The US economy has apparently only offered 600,000 "boss tells you what to do" type jobs over the past 20 years. But are cleaners, sweatshop workers, burger flippers, retail shop assistants, police, the military, students and welfare dependent unemployed really on a downturn in the US as Seth implies? I'm a bit confused to be honest. Is Seth accepting the impact of Globalisation on western economies, and seriously arguing that our mass education system should completely change to fit the work profile of a privileged few? is Seth's manifesto another example of bourgeois writing leaning on working class experience to progress a poorly considered idea that ultimately benefits the bourgeois position?

Why should schools stop churning out factory workers? Seems to me that's what schools were designed for, not much has changed, nor could it be changed. Perhaps schools should be preparing people for military service, scab labor, homelessness and docile unemployment. We can't all be engineers, designers, culture creators and the like. Someone's still gotta take the garbage out, violently steel resources for the State, and make affordable food for those poor impoverished souls right? Or are we accepting that that is all done by migrants (who we assume don't go to school, at least not schools like ours). Unless we succeed at building cheap robots to do that work (and preserve the idea of welfare for those who would be displaced by that), the majority of work remains in that class, and so mass education should as well.

This is the problem with trying to use the vocational education argument back on itself, to prop up a change argument that is less about new work models and more about promoting a different level of social ideals - freedom and conviviality.

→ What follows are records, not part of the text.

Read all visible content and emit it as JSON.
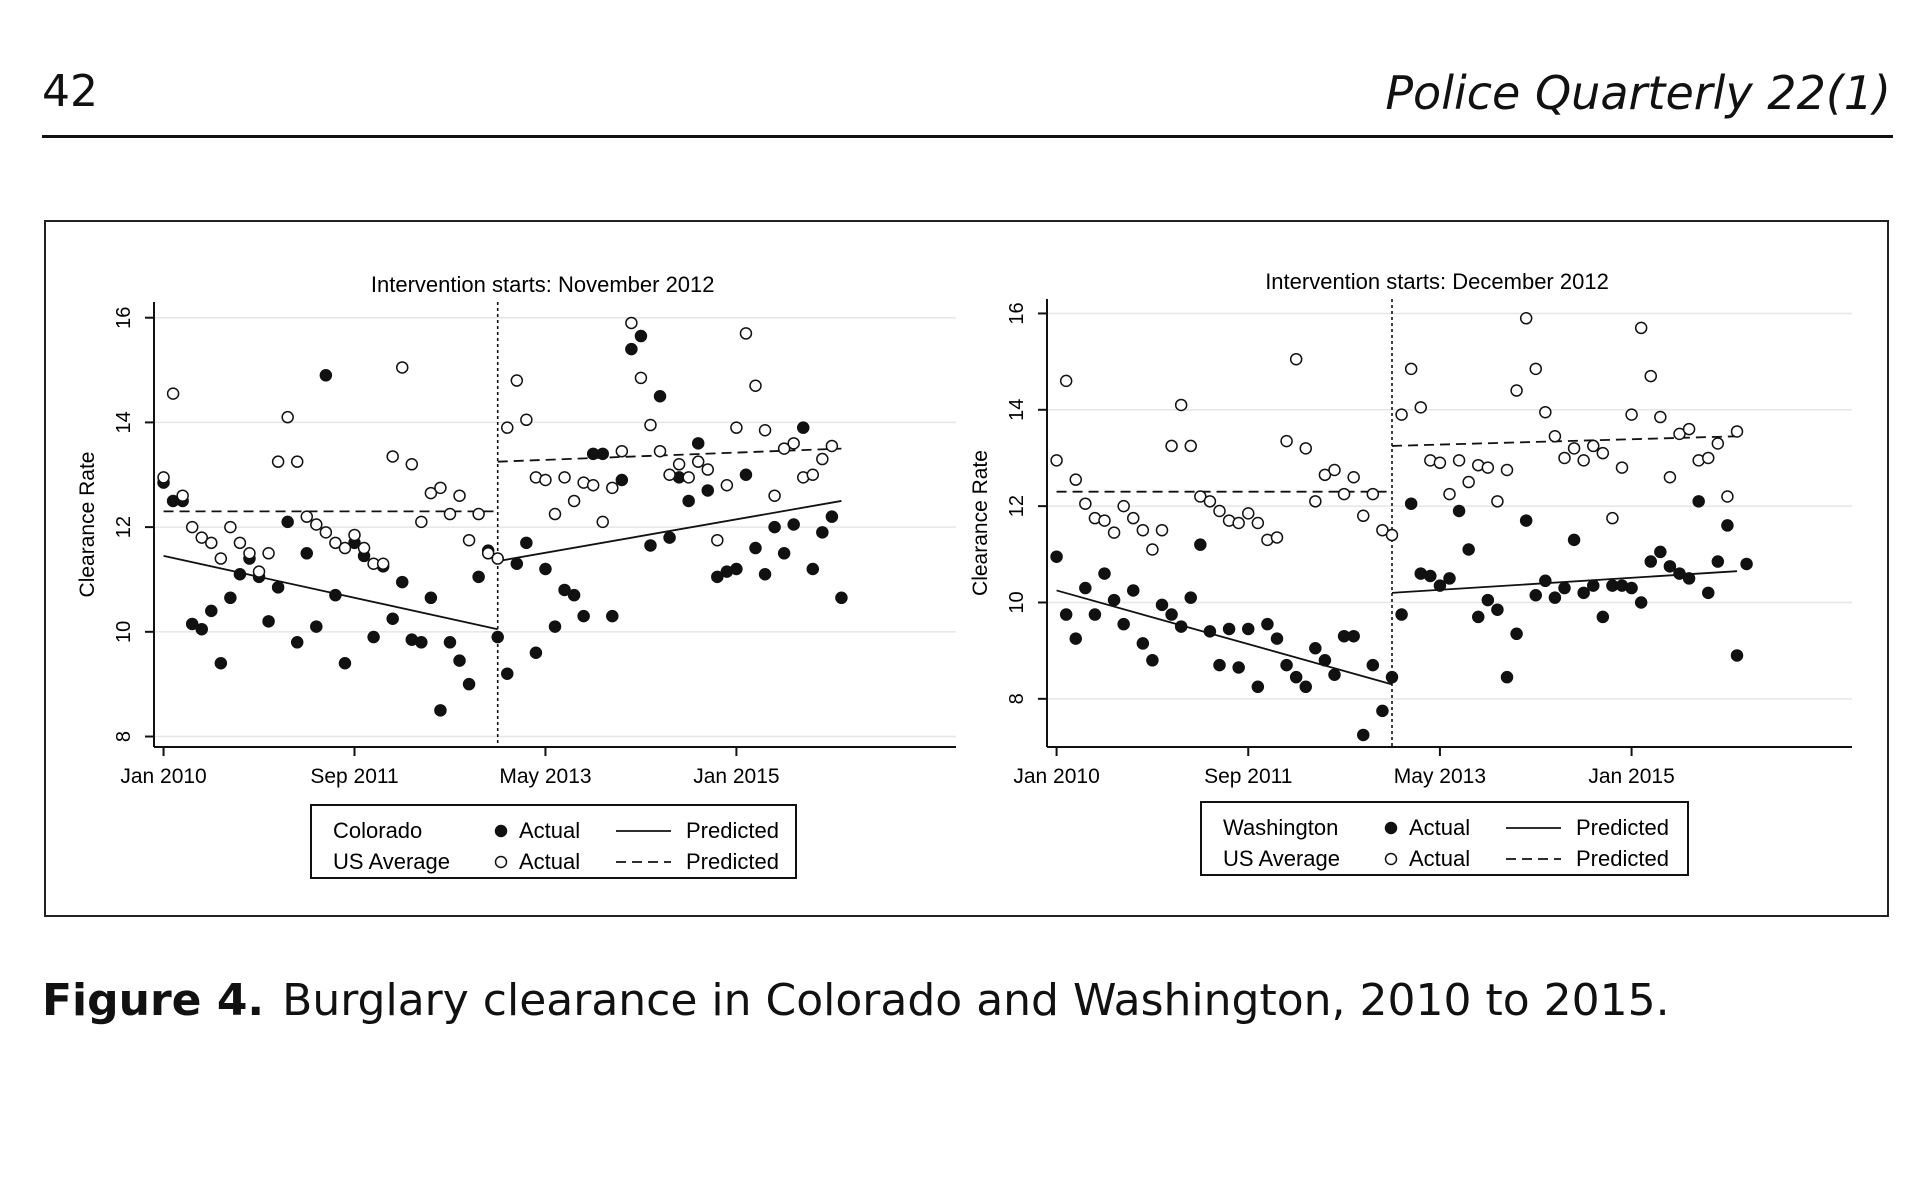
{
  "header": {
    "page_number": "42",
    "journal": "Police Quarterly 22(1)"
  },
  "caption": {
    "label": "Figure 4.",
    "text": "Burglary clearance in Colorado and Washington, 2010 to 2015."
  },
  "chart_data": [
    {
      "type": "scatter",
      "title": "Intervention starts: November 2012",
      "ylabel": "Clearance Rate",
      "xlabel": "",
      "x_unit": "months since Jan 2010",
      "xlim": [
        -1,
        83
      ],
      "ylim": [
        7.8,
        16.3
      ],
      "x_ticks": [
        {
          "v": 0,
          "label": "Jan 2010"
        },
        {
          "v": 20,
          "label": "Sep 2011"
        },
        {
          "v": 40,
          "label": "May 2013"
        },
        {
          "v": 60,
          "label": "Jan 2015"
        }
      ],
      "y_ticks": [
        8,
        10,
        12,
        14,
        16
      ],
      "grid": true,
      "intervention_x": 35,
      "legend": {
        "placement": "bottom",
        "row1_name": "Colorado",
        "row2_name": "US Average",
        "actual_label": "Actual",
        "predicted_label": "Predicted"
      },
      "series": [
        {
          "name": "Colorado",
          "kind": "actual",
          "marker": "filled",
          "values": [
            12.85,
            12.5,
            12.5,
            10.15,
            10.05,
            10.4,
            9.4,
            10.65,
            11.1,
            11.4,
            11.05,
            10.2,
            10.85,
            12.1,
            9.8,
            11.5,
            10.1,
            14.9,
            10.7,
            9.4,
            11.7,
            11.45,
            9.9,
            11.25,
            10.25,
            10.95,
            9.85,
            9.8,
            10.65,
            8.5,
            9.8,
            9.45,
            9.0,
            11.05,
            11.55,
            9.9,
            9.2,
            11.3,
            11.7,
            9.6,
            11.2,
            10.1,
            10.8,
            10.7,
            10.3,
            13.4,
            13.4,
            10.3,
            12.9,
            15.4,
            15.65,
            11.65,
            14.5,
            11.8,
            12.95,
            12.5,
            13.6,
            12.7,
            11.05,
            11.15,
            11.2,
            13.0,
            11.6,
            11.1,
            12.0,
            11.5,
            12.05,
            13.9,
            11.2,
            11.9,
            12.2,
            10.65
          ]
        },
        {
          "name": "US Average",
          "kind": "actual",
          "marker": "hollow",
          "values": [
            12.95,
            14.55,
            12.6,
            12.0,
            11.8,
            11.7,
            11.4,
            12.0,
            11.7,
            11.5,
            11.15,
            11.5,
            13.25,
            14.1,
            13.25,
            12.2,
            12.05,
            11.9,
            11.7,
            11.6,
            11.85,
            11.6,
            11.3,
            11.3,
            13.35,
            15.05,
            13.2,
            12.1,
            12.65,
            12.75,
            12.25,
            12.6,
            11.75,
            12.25,
            11.5,
            11.4,
            13.9,
            14.8,
            14.05,
            12.95,
            12.9,
            12.25,
            12.95,
            12.5,
            12.85,
            12.8,
            12.1,
            12.75,
            13.45,
            15.9,
            14.85,
            13.95,
            13.45,
            13.0,
            13.2,
            12.95,
            13.25,
            13.1,
            11.75,
            12.8,
            13.9,
            15.7,
            14.7,
            13.85,
            12.6,
            13.5,
            13.6,
            12.95,
            13.0,
            13.3,
            13.55
          ]
        }
      ],
      "predicted": [
        {
          "name": "Colorado",
          "style": "solid",
          "segments": [
            [
              [
                0,
                11.45
              ],
              [
                35,
                10.05
              ]
            ],
            [
              [
                35,
                11.35
              ],
              [
                71,
                12.5
              ]
            ]
          ]
        },
        {
          "name": "US Average",
          "style": "dashed",
          "segments": [
            [
              [
                0,
                12.3
              ],
              [
                35,
                12.3
              ]
            ],
            [
              [
                35,
                13.25
              ],
              [
                71,
                13.5
              ]
            ]
          ]
        }
      ]
    },
    {
      "type": "scatter",
      "title": "Intervention starts: December 2012",
      "ylabel": "Clearance Rate",
      "xlabel": "",
      "x_unit": "months since Jan 2010",
      "xlim": [
        -1,
        83
      ],
      "ylim": [
        7.0,
        16.3
      ],
      "x_ticks": [
        {
          "v": 0,
          "label": "Jan 2010"
        },
        {
          "v": 20,
          "label": "Sep 2011"
        },
        {
          "v": 40,
          "label": "May 2013"
        },
        {
          "v": 60,
          "label": "Jan 2015"
        }
      ],
      "y_ticks": [
        8,
        10,
        12,
        14,
        16
      ],
      "grid": true,
      "intervention_x": 35,
      "legend": {
        "placement": "bottom",
        "row1_name": "Washington",
        "row2_name": "US Average",
        "actual_label": "Actual",
        "predicted_label": "Predicted"
      },
      "series": [
        {
          "name": "Washington",
          "kind": "actual",
          "marker": "filled",
          "values": [
            10.95,
            9.75,
            9.25,
            10.3,
            9.75,
            10.6,
            10.05,
            9.55,
            10.25,
            9.15,
            8.8,
            9.95,
            9.75,
            9.5,
            10.1,
            11.2,
            9.4,
            8.7,
            9.45,
            8.65,
            9.45,
            8.25,
            9.55,
            9.25,
            8.7,
            8.45,
            8.25,
            9.05,
            8.8,
            8.5,
            9.3,
            9.3,
            7.25,
            8.7,
            7.75,
            8.45,
            9.75,
            12.05,
            10.6,
            10.55,
            10.35,
            10.5,
            11.9,
            11.1,
            9.7,
            10.05,
            9.85,
            8.45,
            9.35,
            11.7,
            10.15,
            10.45,
            10.1,
            10.3,
            11.3,
            10.2,
            10.35,
            9.7,
            10.35,
            10.35,
            10.3,
            10.0,
            10.85,
            11.05,
            10.75,
            10.6,
            10.5,
            12.1,
            10.2,
            10.85,
            11.6,
            8.9,
            10.8
          ]
        },
        {
          "name": "US Average",
          "kind": "actual",
          "marker": "hollow",
          "values": [
            12.95,
            14.6,
            12.55,
            12.05,
            11.75,
            11.7,
            11.45,
            12.0,
            11.75,
            11.5,
            11.1,
            11.5,
            13.25,
            14.1,
            13.25,
            12.2,
            12.1,
            11.9,
            11.7,
            11.65,
            11.85,
            11.65,
            11.3,
            11.35,
            13.35,
            15.05,
            13.2,
            12.1,
            12.65,
            12.75,
            12.25,
            12.6,
            11.8,
            12.25,
            11.5,
            11.4,
            13.9,
            14.85,
            14.05,
            12.95,
            12.9,
            12.25,
            12.95,
            12.5,
            12.85,
            12.8,
            12.1,
            12.75,
            14.4,
            15.9,
            14.85,
            13.95,
            13.45,
            13.0,
            13.2,
            12.95,
            13.25,
            13.1,
            11.75,
            12.8,
            13.9,
            15.7,
            14.7,
            13.85,
            12.6,
            13.5,
            13.6,
            12.95,
            13.0,
            13.3,
            12.2,
            13.55
          ]
        }
      ],
      "predicted": [
        {
          "name": "Washington",
          "style": "solid",
          "segments": [
            [
              [
                0,
                10.25
              ],
              [
                35,
                8.3
              ]
            ],
            [
              [
                35,
                10.2
              ],
              [
                71,
                10.65
              ]
            ]
          ]
        },
        {
          "name": "US Average",
          "style": "dashed",
          "segments": [
            [
              [
                0,
                12.3
              ],
              [
                35,
                12.3
              ]
            ],
            [
              [
                35,
                13.25
              ],
              [
                71,
                13.45
              ]
            ]
          ]
        }
      ]
    }
  ]
}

If Seth had of referred out to others writing on this topic, he might have at least encountered Ivan Illich, namely but not least his books: Tools for Conviviality, In Defense of Useful Unemployment, and Deschooling Society. A consistent thread through all of Illich's work is the anarchic idea that institutions like school, compel our cultural dependence on those institutions, and that we need to develop a viable alternative to industrialised living entirely, to begin breaking our dependence on those institutions. Reforming those institutions to drive such change is a tail waging a dog. And so it's not until we get much closer to a post industrial society, that we can hope for a more convivial experience of learning from one another, doing valuable, self sufficient and flexible forms of work, relying a lot less on schools to care for kids that must limit their learning to industrial strength vocational application. You might try and change the school system in the hope of shaping that more ideal society, but not without frustrating and disappointing those who are subjected to your engineering. Or you might simply make it more possible for people to forgo school entirely and discover and develop alternative ways of learning and being, but not without some fear and anxiety. We're a long way from either option, because in the end people need jobs to survive, those jobs are still very industrialised, and people caught in that need someone to take care of their kids while they're at work! A cruel and vicious cycle that seems to be getting worse with pre and post school childcare centres booming because both parents and grandparents have to work, just to pay landlords, financiers and banks off!

Maybe Seth will get to all this later in his manifesto - I hope so. It seems to me we have to stop using the "work is changing" argument, and look at the alternatives to our present ways. Those who are trying to break through the dehumanising effects of industrialism have some ideas and examples. The counter culture movement as they once were, the transition towns, the permaculturalists, the homeschoolers, the pre industrialised societies, cottage industries, free universities, small and ethical business, and hopefully many things I haven't found yet. If we can study their models and experiences we may find a way through to a viable alternative for more people, so that unschooling is viable for more people, and deschooling is more possible for others.